Good-bye to my Huckleberry Finn days, I thought. Good-bye to sleeping late on weekend mornings; good-bye to not worrying about tomorrow. Good-bye to wasting time and cramming for tests at the last moment. Good-bye to sitting outside in the garden for hours, dreaming away the afternoons. With a sweep of its hand, the clock would thrust me and my fellow graduates forward into the real world, the world of work and serious study in college where the only one looking over your shoulder was your own conscience.
As my eyes retreated from the mirror, I looked at my door and discovered it was partly open. A further investigation revealed my brother Jean on his hands and knees peering in at me and my brother Pierre on Jean's back peering in as well. The two duplicate faces with their cerulean blue eyes under their gol
den bangs gaped with curiosity and anticipation. What they expected I would do the moment I woke up on my graduation day I did not know, but I knew they were waiting for me to say or do something that they could tease me about later.
"Jean! Pierre! What are you doing?" I cried. The two stumbled sideways. Laughing and squealing, they scurried back to their room, the room that had once been our great-uncle Jean's room, my mother's father's brother. I heard them slam their door shut and all was quiet for a moment.
Most of the time the twins were like two puppies sniffing and poking where they didn't belong. Usually it got them into some sort of trouble, and Daddy, despite his apparent reluctance to do so, had to discipline them. He was very fond of his twin sons, very proud or them, and full of expectations for them, too.
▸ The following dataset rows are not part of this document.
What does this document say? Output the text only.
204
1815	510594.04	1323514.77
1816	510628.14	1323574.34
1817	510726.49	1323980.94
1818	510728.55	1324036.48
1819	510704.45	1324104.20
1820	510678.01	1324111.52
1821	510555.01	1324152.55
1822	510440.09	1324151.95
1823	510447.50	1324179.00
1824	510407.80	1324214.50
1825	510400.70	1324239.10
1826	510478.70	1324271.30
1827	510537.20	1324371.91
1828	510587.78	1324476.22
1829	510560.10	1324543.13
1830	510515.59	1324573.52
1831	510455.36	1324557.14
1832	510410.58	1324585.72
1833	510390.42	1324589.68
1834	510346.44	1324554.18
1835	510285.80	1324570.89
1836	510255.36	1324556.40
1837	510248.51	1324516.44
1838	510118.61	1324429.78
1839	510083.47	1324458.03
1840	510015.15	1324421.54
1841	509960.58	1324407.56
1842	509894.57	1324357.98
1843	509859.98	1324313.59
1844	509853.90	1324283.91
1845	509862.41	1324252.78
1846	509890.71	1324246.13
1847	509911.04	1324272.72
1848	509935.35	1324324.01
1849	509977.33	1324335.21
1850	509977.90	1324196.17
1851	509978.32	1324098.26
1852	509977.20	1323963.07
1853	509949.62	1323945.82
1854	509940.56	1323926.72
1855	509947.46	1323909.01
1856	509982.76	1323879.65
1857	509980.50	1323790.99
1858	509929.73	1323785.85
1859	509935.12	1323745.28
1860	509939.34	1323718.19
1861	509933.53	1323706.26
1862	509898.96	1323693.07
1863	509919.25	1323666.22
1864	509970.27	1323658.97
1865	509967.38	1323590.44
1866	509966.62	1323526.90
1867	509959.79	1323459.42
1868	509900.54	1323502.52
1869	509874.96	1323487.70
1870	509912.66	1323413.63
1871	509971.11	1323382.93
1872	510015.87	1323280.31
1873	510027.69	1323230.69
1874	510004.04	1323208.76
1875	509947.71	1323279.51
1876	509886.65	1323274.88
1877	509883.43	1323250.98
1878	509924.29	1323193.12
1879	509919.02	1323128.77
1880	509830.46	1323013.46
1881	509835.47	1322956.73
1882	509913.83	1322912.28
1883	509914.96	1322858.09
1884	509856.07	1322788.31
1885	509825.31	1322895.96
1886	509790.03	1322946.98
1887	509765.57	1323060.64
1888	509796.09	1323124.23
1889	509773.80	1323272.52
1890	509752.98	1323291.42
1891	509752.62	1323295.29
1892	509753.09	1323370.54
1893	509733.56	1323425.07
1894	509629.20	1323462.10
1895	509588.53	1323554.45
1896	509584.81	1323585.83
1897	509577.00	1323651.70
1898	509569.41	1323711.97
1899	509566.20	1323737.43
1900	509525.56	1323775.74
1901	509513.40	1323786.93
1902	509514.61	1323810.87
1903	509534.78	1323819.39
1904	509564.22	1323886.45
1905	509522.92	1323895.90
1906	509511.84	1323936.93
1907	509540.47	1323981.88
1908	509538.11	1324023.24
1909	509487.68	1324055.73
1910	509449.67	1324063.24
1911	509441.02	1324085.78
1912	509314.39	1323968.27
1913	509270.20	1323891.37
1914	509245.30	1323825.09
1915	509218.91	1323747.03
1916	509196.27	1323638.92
Between the two of them, they did seem to mirror Daddy. Jean had his athletic ability, his love of sports and hunting and fishing. Pierre had his inquisitiveness, his sensitivity and love of the arts, but neither looked down on the other. Rather, my twin brothers were like halves of one brother, a hybrid called Pierre-Jean. What one couldn't do, the other did for him, and what one didn't think, the other thought for him. They were already the Two Musketeers and didn't need a third.
What was amazing to everyone, even the most skeptical, was the way they both came down with the same childhood diseases at just about the same time. If one got a cold, the other was sure to have it minutes later, and I swear, whenever Jean bumped his head or his knee, Pierre grimaced with just as much pain, and vice versa.